Rose and Lal are in their early 20s and come from working-class families – Rose’s father was a trade union leader, and Lal’s mother has been a cleaner for her entire life. Despite being friends since childhood, they have grown apart over time, and their differences are experienced as a keenly felt betrayal. Lal, who has known from a very young age that there is always something more to want, has gone from managing the local coffee shop where she and Rose work to overseeing the replacement of her friends and former colleagues by ‘auts’, while Rose has joined a group fighting for workers rights.
As disruptive as the roll-out of the auts is on the society the girls have grown up in, it pales in comparison to what may come next. The third protagonist, Lal’s sister Janetta, is a PhD student trying to create emotionally intelligent AI, and the potential consequences of machine sentience haunts the novel. Is it possible to create synthetic consciousness that can co-exist with humanity without either destroying or being enslaved by it? And is this something that can be trusted to the forces of capitalism? The solution to these questions lies within the reach of these three very different women, but only if they can reconcile their differences and act in a common cause.

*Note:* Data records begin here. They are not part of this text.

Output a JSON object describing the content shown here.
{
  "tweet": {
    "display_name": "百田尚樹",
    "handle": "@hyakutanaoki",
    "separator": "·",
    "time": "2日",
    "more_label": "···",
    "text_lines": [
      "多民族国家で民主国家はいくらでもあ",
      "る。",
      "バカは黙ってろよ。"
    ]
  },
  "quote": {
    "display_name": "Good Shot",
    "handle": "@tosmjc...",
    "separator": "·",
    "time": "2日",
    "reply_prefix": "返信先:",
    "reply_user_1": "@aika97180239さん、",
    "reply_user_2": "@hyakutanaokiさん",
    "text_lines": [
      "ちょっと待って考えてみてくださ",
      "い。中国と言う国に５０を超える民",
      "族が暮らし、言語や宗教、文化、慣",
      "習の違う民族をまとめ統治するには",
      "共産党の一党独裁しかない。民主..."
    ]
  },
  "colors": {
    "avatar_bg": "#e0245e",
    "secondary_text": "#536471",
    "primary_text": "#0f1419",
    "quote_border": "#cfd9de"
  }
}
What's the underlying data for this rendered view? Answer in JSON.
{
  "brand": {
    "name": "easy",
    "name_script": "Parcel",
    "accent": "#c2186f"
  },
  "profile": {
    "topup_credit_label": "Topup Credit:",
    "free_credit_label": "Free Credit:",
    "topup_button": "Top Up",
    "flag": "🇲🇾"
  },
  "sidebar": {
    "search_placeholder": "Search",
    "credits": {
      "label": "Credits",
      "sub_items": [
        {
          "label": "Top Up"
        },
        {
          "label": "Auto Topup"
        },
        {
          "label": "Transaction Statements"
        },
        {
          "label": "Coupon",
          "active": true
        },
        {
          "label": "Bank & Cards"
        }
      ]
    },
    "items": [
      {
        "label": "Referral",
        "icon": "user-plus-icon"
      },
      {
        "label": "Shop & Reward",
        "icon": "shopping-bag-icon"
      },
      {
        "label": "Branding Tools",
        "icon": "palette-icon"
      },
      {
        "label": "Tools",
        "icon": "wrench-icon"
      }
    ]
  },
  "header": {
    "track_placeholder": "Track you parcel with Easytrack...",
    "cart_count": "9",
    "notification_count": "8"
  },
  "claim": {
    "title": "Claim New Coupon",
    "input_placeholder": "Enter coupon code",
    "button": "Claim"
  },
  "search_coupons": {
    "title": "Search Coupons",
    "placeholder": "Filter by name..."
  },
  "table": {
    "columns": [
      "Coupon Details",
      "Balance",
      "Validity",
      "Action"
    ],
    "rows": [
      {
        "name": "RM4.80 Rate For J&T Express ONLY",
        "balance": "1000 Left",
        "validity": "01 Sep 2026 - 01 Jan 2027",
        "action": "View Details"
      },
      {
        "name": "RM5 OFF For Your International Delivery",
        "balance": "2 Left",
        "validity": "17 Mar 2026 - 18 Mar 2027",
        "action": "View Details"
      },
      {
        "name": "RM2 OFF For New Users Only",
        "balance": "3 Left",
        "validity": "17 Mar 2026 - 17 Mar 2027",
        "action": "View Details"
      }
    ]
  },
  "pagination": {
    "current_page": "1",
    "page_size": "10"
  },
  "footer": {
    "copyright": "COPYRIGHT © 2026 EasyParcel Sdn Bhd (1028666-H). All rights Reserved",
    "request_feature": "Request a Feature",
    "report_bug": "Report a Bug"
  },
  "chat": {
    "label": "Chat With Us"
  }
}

The philosophical questions that Lee raises are real and pressing, and her characters embody the diversity of social and individual responses to the new technology. Lal’s passive acceptance of its inevitability, which she justifies on the basis that her family need the money she sends home, reflects her desire for security and her need to measure up to her brilliant sibling. Rose’s boyfriend champions source gain – a form of living wage for displaced workers – but is more interested in ingratiating himself into the ranks of the intelligentsia than the welfare of the people he claims to represent. Meanwhile, her older brother is involved with an anarchist group intent on physically destroying the auts. Rose’s own initial enthusiasm for compensating workers for their economic devaluation wanes in favour of transferring ownership of the auts to the Commons, while Janetta believes that empathic AI should be free to find its own way to enlightenment, an emotional journey that parallels her own.
Although I largely share Lee’s sympathies, this deliberate framing is too tidily conspicuous to be satisfying. She is more successful in her handling of setting, creating a place enough like the world as we know it to be familiar but strewn with subtle reminders (food, places, histories) that jolt us out of our complacency. By letting such details exist without comment or explanation, she leaves space for the reader’s imagination to fill, and the story’s open-ended conclusion keeps the illusion alive beyond the final page.
Whether this is enough to compensate for the novel’s shortcomings is a moot point, but the questions it raises are real and more immediate than we might think.